- Soft Construction with Boiled Beans (Premonition of Civil War)
- Artist: Salvador Dalí
- Year: 1936
- Medium: Oil on canvas
- Dimensions: 100 cm × 99 cm (39+5⁄16 in × 39+3⁄8 in)
- Location: Philadelphia Museum of Art; Philadelphia;
- Owner: The Louise and Walter Arensberg Collection
- Website: Museum listing

= Soft Construction with Boiled Beans (Premonition of Civil War) =

1936 painting by Salvador Dalí

Soft Construction with Boiled Beans (Premonition of Civil War) (1936) is a painting by the Spanish surrealist artist Salvador Dalí. Dalí created the piece to represent the horrors of the Spanish Civil War, having painted it only six months before the conflict began. He subsequently claimed that he was aware the war was going to occur long before it began, and cited his work as evidence of "the prophetic power of his subconscious mind." However, some have speculated that Dalí may have changed the name of the painting after the war to emphasize his prophetic assertions, although it is not entirely certain.

The art historian Robert Hughes commented on Dalí's painting in his biography of Goya, stating: "Salvador Dalí appropriated the horizontal thigh of Goya's crouching Saturn for the hybrid monster in the painting Soft Construction with Boiled Beans, ... which—rather than Picasso's Guernica—is the finest single work of visual art inspired by the Spanish Civil War."

==Description==
The painting is oil on canvas and is located in the Philadelphia Museum of Art. Dalí painted it in 1936, but there are studies dating back to 1934.

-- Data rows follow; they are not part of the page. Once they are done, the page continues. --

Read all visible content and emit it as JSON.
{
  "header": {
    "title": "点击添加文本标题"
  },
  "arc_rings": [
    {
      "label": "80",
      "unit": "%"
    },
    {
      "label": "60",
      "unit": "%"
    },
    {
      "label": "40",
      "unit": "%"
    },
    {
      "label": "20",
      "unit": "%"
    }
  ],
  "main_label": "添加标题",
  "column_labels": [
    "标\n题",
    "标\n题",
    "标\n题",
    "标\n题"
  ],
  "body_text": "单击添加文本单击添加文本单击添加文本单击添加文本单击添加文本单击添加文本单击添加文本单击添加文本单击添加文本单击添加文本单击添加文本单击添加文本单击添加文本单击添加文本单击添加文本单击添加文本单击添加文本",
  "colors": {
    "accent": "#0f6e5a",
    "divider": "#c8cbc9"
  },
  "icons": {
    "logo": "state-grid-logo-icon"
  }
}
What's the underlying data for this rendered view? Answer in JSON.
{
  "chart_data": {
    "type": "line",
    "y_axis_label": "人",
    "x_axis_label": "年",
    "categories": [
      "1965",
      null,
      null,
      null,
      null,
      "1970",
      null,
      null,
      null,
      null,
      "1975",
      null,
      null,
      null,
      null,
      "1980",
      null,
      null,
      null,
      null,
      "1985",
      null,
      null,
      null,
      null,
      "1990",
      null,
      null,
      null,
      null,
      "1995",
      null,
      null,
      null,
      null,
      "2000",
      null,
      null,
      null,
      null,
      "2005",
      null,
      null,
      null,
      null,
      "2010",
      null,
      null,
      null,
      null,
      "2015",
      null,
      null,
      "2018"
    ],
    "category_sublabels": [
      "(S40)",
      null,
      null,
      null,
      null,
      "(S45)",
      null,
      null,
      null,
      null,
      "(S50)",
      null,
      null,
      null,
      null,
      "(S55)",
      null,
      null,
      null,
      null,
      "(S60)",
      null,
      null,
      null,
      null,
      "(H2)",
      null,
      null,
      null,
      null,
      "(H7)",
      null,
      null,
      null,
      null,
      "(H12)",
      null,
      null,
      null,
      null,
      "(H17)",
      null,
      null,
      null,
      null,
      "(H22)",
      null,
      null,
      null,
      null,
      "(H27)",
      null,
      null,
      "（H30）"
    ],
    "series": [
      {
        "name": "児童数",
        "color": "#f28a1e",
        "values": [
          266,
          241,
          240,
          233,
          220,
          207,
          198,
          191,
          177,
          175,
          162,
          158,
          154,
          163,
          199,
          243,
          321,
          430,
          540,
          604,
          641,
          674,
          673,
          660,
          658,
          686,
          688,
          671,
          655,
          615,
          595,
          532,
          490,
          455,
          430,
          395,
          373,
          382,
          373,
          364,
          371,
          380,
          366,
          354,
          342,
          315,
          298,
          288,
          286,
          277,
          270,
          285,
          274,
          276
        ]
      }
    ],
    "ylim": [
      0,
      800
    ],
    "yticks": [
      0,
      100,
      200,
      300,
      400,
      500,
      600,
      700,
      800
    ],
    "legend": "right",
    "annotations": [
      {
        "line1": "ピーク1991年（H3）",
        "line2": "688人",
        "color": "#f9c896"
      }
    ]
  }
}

==Salvador Dalí and the Spanish Civil War==
Dalí and his wife, Gala, were trapped in the middle of a general strike and an armed uprising by Catalan separatists in Catalonia in 1934, an incident which may have influenced his Spanish Civil War motif. Salvador and Gala escaped to Paris, where they were married.

Dalí and Gala had hired an escort to take them safely to Paris, but the escort died on his return because of the stresses of the Spanish Civil War. When Dalí finally returned home, his house in Port Lligat had been destroyed in the war. He was also greatly affected because his friend, Federico García Lorca, was executed in the war and his sister Ana Maria was imprisoned and tortured.

==Meaning==

This painting expresses the destruction during the Spanish Civil War. The monstrous creature in this painting is self-destructive just as a Civil War is. This painting is not meant to depict choosing sides, although Dalí had many reasons to choose sides in the Spanish Civil War. His sister was tortured and imprisoned by communist soldiers fighting for the Republic and his good friend from art school, the poet Federico Garcia Lorca, was murdered by a fascist firing squad. Dalí also made this painting look very realistic and yet continued to bring in surreal concepts. Although humans do not have the potential to look like the creatures in this painting, it retains a realistic feel, reminding the viewer of the gravity of the ideas behind it. Dalí also brought ideas of tradition to this piece with a beautiful Catalan sky, creating a contrast to the idea of revolution. There is a significant number of boiled beans in this painting. Dalí is quoted as saying the reason he included boiled beans was "one could not imagine swallowing all that unconscious meat without the presence of some mealy and melancholy vegetable." By this he meant that there were many hardships in the war so the Spanish citizens had to do their best to deal with their problems. He played with themes of love, eating, and the war and how they are all related.